Dessa vez a filha deu um muxoxo, conservando-se calada. Um som de risadas chamou-lhe a atenção para o televisor e ela viu uma cena cômica, que, no entanto, não lhe arrancou sequer um sorriso. As risadas não tinham ainda cessado, quando ela voltou a ouvir a voz da mãe, e foi quase um alívio que sentiu ao perceber que a velha senhora escolhera outro alvo para onde apontar o seu azedume.
"Seu pai continua ignorando o dia dos meus anos. Que custava dar um simples telefonema? Mas não. Ele só tem atenção para aquela sujeita".
Era um assunto a que ela voltava a cada ano, no dia do seu aniversário. A filha aprendera a não mais discuti-lo, porque a mãe achara desde a primeira vez que ela assumia a defesa do pai. Nesse ponto lhe dava razão, pois ficara ao lado do pai - o único dos filhos do casal - na questão daquela separação. No entanto, ela contava com uma arma poderosíssima para enfrentar o assédio da mãe, desde que há uns três anos um dos irmãos deixara de frequentar-lhes a casa, em consequência de uma briga violenta entre a sua mulher e a velha mãe.
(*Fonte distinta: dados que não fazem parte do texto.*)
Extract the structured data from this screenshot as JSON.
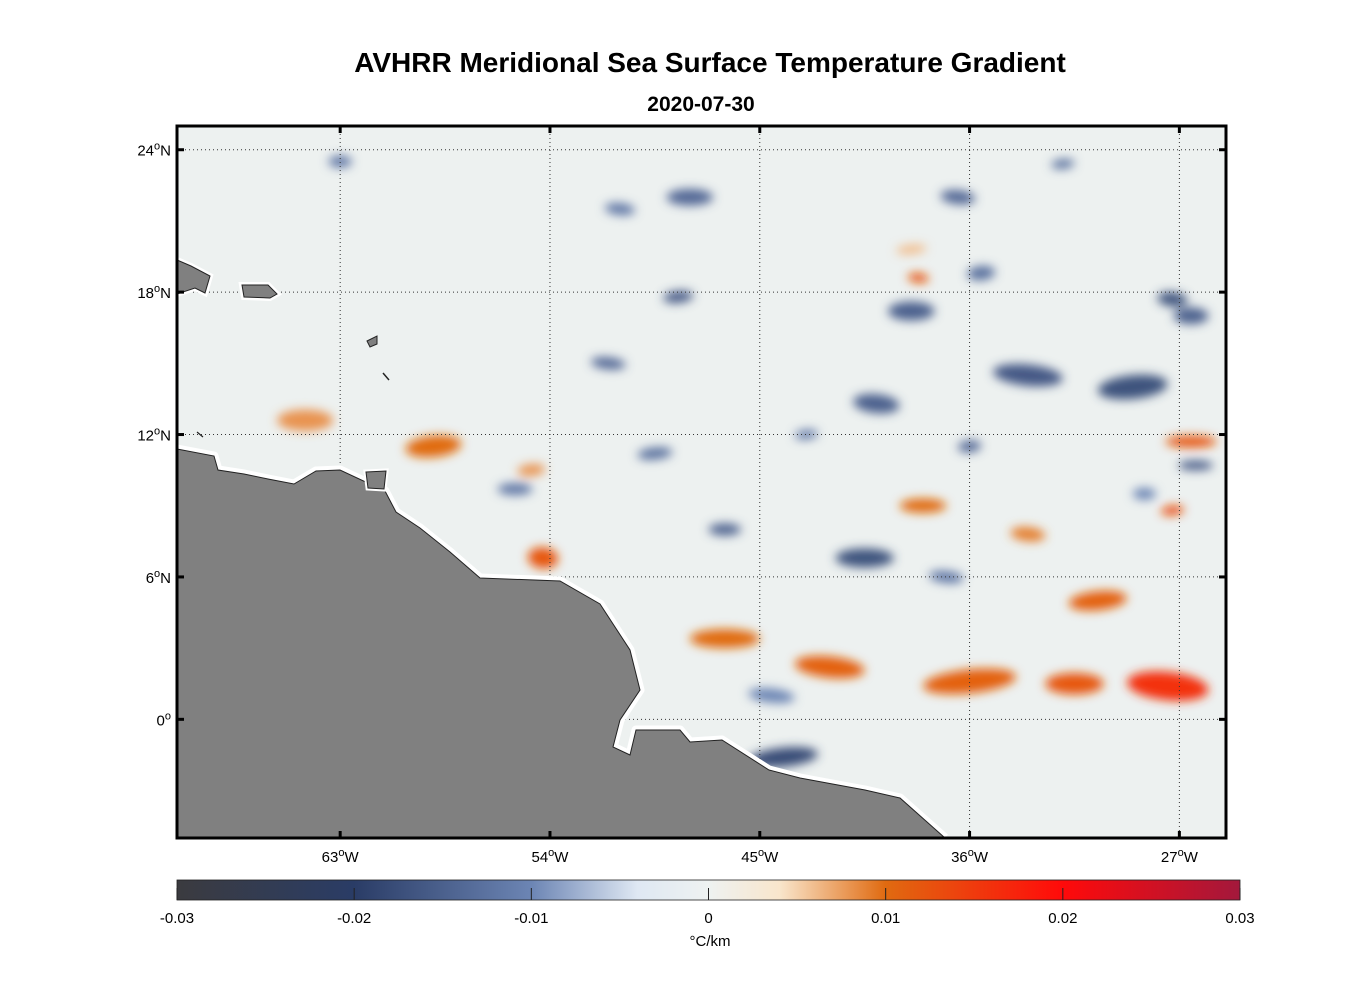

"E o queridinho da senhora (assim se referia ao irmão mais velho, e com justiça, por ser, entre todos os filhos, aquele que tinha a preferência do amor da mãe) ? Nem no aniversário da senhora ele aparece lá em casa e a senhora não diz nada".
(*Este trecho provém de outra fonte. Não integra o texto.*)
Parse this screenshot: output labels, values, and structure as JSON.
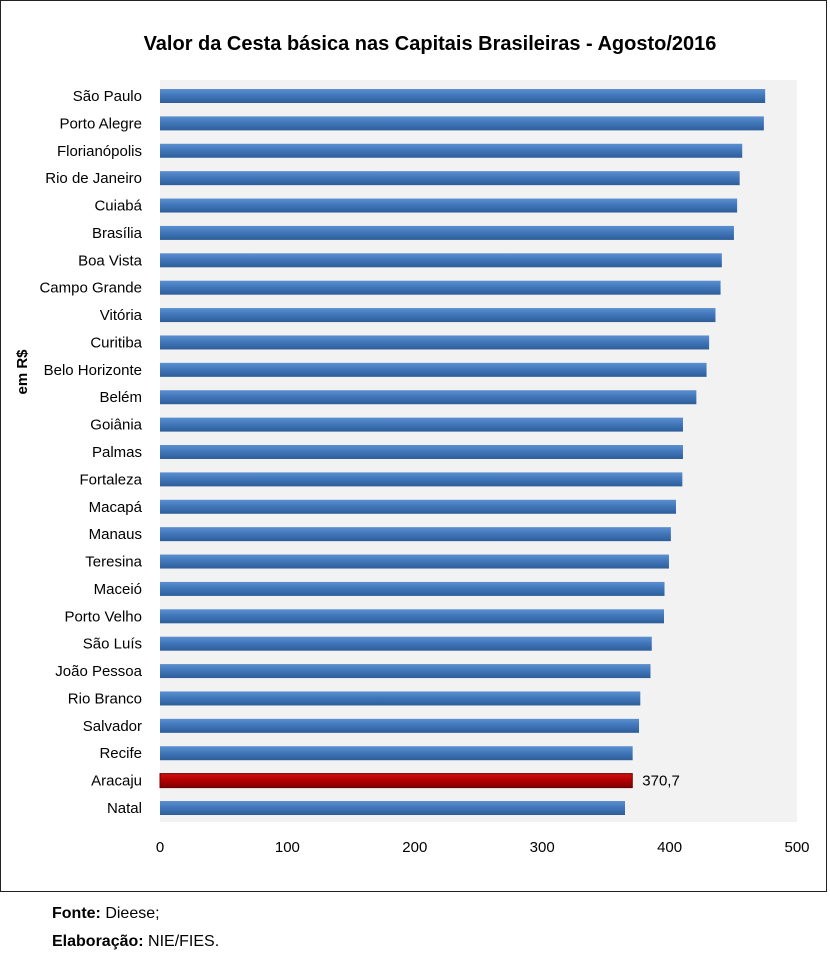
{
  "chart_data": {
    "type": "bar",
    "orientation": "horizontal",
    "title": "Valor da Cesta básica nas Capitais Brasileiras -  Agosto/2016",
    "ylabel": "em R$",
    "xlabel": "",
    "xlim": [
      0,
      500
    ],
    "xticks": [
      0,
      100,
      200,
      300,
      400,
      500
    ],
    "categories": [
      "São Paulo",
      "Porto Alegre",
      "Florianópolis",
      "Rio de Janeiro",
      "Cuiabá",
      "Brasília",
      "Boa Vista",
      "Campo Grande",
      "Vitória",
      "Curitiba",
      "Belo Horizonte",
      "Belém",
      "Goiânia",
      "Palmas",
      "Fortaleza",
      "Macapá",
      "Manaus",
      "Teresina",
      "Maceió",
      "Porto Velho",
      "São Luís",
      "João Pessoa",
      "Rio Branco",
      "Salvador",
      "Recife",
      "Aracaju",
      "Natal"
    ],
    "values": [
      475,
      474,
      457,
      455,
      453,
      450.5,
      441,
      440,
      436,
      431,
      429,
      421,
      410.5,
      410.5,
      410,
      405,
      401,
      399.5,
      396,
      395.6,
      386,
      385,
      377,
      376,
      371,
      370.7,
      365
    ],
    "highlight": {
      "category": "Aracaju",
      "label": "370,7",
      "color": "#c00000"
    },
    "bar_color": "#4a7ebb",
    "grid": false
  },
  "footer": {
    "source_label": "Fonte:",
    "source_value": " Dieese;",
    "made_label": "Elaboração:",
    "made_value": " NIE/FIES."
  }
}
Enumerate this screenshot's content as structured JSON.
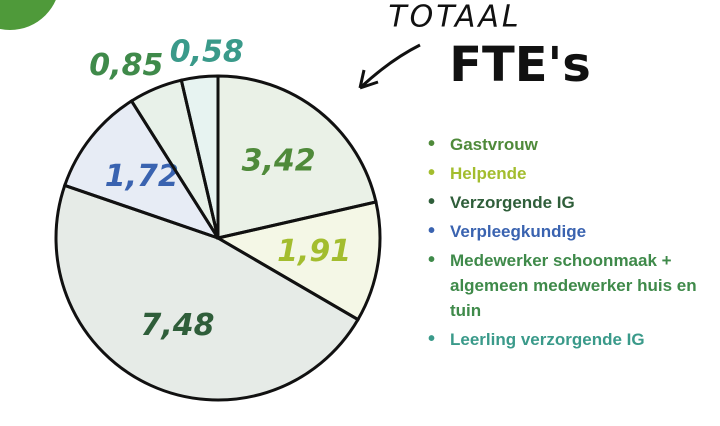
{
  "chart_data": {
    "type": "pie",
    "title": "TOTAAL",
    "subtitle": "FTE's",
    "categories": [
      "Gastvrouw",
      "Helpende",
      "Verzorgende IG",
      "Verpleegkundige",
      "Medewerker schoonmaak + algemeen medewerker huis en tuin",
      "Leerling verzorgende IG"
    ],
    "values": [
      3.42,
      1.91,
      7.48,
      1.72,
      0.85,
      0.58
    ],
    "value_labels": [
      "3,42",
      "1,91",
      "7,48",
      "1,72",
      "0,85",
      "0,58"
    ],
    "colors": [
      "#4f8a3a",
      "#a3bd2e",
      "#2f5e3a",
      "#3a63b0",
      "#3f8a4a",
      "#3a9a8a"
    ],
    "legend": "right"
  }
}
"Mas o Ronaldo nunca deixa de me telefonar no dia dos meus anos. Já hoje ele me deu os parabéns. Se não vem me visitar, é por causa daquela cascavel".
"Ele não quer é contrariar a mulherzinha dele. O que ele é, é um barriga-branca".
Foram interrompidos pelos acordes da Marcha Nupcial, provindos da televisão. A velha senhora virou o rosto para o aparelho e por um instante concentrou-se na cena de um casamento. Já a filha permaneceu na mesma posição, como se não tivesse ouvido a música.
"Não sei o que o meu filho viu naquela sujeita. Desde a primeira vez que botei os olhos naquela sirigaita que percebi que não era a mulher certa para o Ronaldo. Muito metida, sem educação, a boca suja. E nem bonita é. Ninguém tira da minha cabeça que aquilo foi macumba".
"Ô que bobagem, mamãe", interrompeu a filha, que dessa vez não pôde reprimir um sorriso.
"Bobagem não senhora. Tenho certeza que foi uma macumba e macumba das boas. O meu filho estava quase noivo da Estelinha. Uma moça de ouro. Fina, educada, afetuosa (a nora talhada para a senhora dominar, pensou a filha) e bonita ainda por cima. A Estelinha jamais iria afastar o meu filho de mim. Eu pedi tanto ao Ronaldo pra não casar, mostrei os defeitos daquela mulher, mas não houve jeito".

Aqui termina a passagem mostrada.